Tuesday, March 5, 2013

by Scott Tucker

Even if we take class divisions for granted (as mainstream economists do), then the real picture of material inequality in the United States is staggering. And it has grown much worse in recent decades. Watch the short video below to get a clear picture of just how much wealth the upper 1 percent owns in the United States. By the way, even that 1 percent might be broken out into subcategories, since the upper tenth fraction of that upper 1 percent also has a steeper increase in total wealth.

Watch: The Staggering Extent of Wealth Inequality of America
At a recent meeting of the Socialist Party, I showed an old fashioned fold out printed graph of wealth distribution in the United States in the late 1970s. The middle class was already shrinking fast in those years. In the decades since, class divisions have only deepened at an ever faster rate. The working class has been pauperized, the middle class has been proletarianized, and the ruling class has polarized into a gold-plated gated community.

If we take capitalism for granted as the baseline of the economy (as the economist narrating the video below certainly does), then there is still a divorce between public perception of our class divisions and the brute reality.

Capitalism may be construed “ideally” as a pyramid with a wide working class base in the lower fifth (or twenty percent of total population), a solid middle three-fifths of middle class citizens (or sixty percent of the population), and an upper fifth of the rich (again, twenty percent of population). Each fifth of the population would narrow smoothly upwards to the next higher level of income. Only the very capstone of such a pyramid (the upper fifth of the upper fifth of the population, let us say) would include the richest of the rich.

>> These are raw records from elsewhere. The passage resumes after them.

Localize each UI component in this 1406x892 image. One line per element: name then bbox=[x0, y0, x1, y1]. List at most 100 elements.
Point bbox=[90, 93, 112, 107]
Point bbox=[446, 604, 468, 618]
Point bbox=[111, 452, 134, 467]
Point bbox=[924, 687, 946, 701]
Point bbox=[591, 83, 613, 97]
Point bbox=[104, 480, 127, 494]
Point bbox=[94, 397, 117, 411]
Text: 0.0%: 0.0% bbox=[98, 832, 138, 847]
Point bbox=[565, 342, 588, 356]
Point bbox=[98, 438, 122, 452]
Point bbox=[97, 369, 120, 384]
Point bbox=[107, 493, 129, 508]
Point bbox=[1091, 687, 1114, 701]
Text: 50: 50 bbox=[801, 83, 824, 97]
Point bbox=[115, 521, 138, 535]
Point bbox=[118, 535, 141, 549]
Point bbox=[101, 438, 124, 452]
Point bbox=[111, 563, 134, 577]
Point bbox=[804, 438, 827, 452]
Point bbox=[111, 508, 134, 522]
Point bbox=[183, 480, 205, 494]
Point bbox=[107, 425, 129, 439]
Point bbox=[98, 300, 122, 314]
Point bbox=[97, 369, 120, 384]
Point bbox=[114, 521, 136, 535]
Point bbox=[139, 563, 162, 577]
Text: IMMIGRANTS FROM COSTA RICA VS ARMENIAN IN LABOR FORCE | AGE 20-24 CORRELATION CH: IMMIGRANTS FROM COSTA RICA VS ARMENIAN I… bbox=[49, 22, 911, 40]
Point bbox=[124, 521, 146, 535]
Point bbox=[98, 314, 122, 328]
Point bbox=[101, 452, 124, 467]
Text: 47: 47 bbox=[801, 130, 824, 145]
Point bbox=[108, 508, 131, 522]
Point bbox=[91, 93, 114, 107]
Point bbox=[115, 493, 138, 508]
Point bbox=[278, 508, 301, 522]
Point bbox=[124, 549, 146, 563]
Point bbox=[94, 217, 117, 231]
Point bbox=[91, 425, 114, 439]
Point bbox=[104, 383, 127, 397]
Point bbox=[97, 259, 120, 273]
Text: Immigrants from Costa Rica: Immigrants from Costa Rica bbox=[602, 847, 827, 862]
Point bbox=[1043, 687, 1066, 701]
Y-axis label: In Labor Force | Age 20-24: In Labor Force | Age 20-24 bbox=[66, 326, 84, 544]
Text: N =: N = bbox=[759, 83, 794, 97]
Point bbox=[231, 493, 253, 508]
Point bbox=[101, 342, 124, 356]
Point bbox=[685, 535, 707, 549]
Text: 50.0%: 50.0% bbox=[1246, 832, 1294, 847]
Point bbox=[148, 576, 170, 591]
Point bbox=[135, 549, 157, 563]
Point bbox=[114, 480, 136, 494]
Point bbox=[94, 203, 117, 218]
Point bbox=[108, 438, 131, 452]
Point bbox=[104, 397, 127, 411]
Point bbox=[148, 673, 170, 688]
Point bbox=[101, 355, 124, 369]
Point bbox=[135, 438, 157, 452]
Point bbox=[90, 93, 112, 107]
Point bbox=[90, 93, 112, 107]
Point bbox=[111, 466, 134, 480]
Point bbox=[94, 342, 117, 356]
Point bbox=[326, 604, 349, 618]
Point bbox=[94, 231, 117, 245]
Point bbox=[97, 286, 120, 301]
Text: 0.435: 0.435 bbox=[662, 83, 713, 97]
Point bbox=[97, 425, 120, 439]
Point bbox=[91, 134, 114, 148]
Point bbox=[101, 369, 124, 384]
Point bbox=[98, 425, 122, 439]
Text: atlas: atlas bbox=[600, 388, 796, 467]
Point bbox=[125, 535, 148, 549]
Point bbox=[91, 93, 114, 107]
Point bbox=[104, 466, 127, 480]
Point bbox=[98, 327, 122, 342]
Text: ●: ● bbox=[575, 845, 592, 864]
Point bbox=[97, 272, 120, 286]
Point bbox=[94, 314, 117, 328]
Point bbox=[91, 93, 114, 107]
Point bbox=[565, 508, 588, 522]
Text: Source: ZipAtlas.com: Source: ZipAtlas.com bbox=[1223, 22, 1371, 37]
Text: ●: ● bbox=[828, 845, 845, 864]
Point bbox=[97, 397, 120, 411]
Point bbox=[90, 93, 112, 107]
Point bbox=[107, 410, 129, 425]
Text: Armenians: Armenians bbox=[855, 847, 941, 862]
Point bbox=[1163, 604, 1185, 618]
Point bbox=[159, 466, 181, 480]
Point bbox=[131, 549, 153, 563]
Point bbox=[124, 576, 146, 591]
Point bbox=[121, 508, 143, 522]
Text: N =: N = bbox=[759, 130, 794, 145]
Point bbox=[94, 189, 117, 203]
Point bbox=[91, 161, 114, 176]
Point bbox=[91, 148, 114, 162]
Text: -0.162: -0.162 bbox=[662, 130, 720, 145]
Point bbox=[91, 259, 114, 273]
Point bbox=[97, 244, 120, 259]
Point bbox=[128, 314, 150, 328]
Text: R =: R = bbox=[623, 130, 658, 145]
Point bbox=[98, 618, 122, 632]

But that ideal was far removed from the real picture of our economy even by the year 1975. Already the category of the “working poor” and of the unemployed was swelling out of proportion at the base, the middle class was shrinking in the central layers of the class pyramid, and the richest of the rich were skyrocketing into the stratosphere with rapidly accumulating capital. In other words, the “ideal” pyramid of class division looked more like a pancake of social distress at the base, a narrowing middle class tightening the belt in the middle, and a space needle of the ruling class projecting beyond the moon toward Mars.

Democratic socialists favor the extension of democracy into the realm of the economy. And we do not take the recurrent cycles of capitalist boom and bust for granted, accompanied by erosion of civil liberties at home and by imperial adventures abroad. When you watch the video, you will notice that socialism is implicitly removed from the realm of possibility. Only the reform of existing class divisions is marked as the outer limits of human hope.

Nevertheless, watch the video because it is a graphic explanation of the difference between public perception of capitalism, and the present reality of class divisions.

Scott Tucker

1 comment:

  1. I almost feel like you're a little too quick to throw Capitalism as a whole under the bus here. What you say is true, our current capitalistic system is destroying the Working Class not just in the size our their wallet and their conditions of living but also in their minds convincing them that they themselves are the problem, not the system. Though some tenets of the basic principles of Capitalism (at least as I understood them) like an innovator can make a profit off of his ideas even if that gives him a bit more capital than his neighbor (provided his neighbor isn't inhibited in any way of course). The notion of "From each according to his means, and to each according to his contribution" always made sense to me. Of course the definition of contribution may need to be harshly examined to make sure labor is far more rewarded than it is today.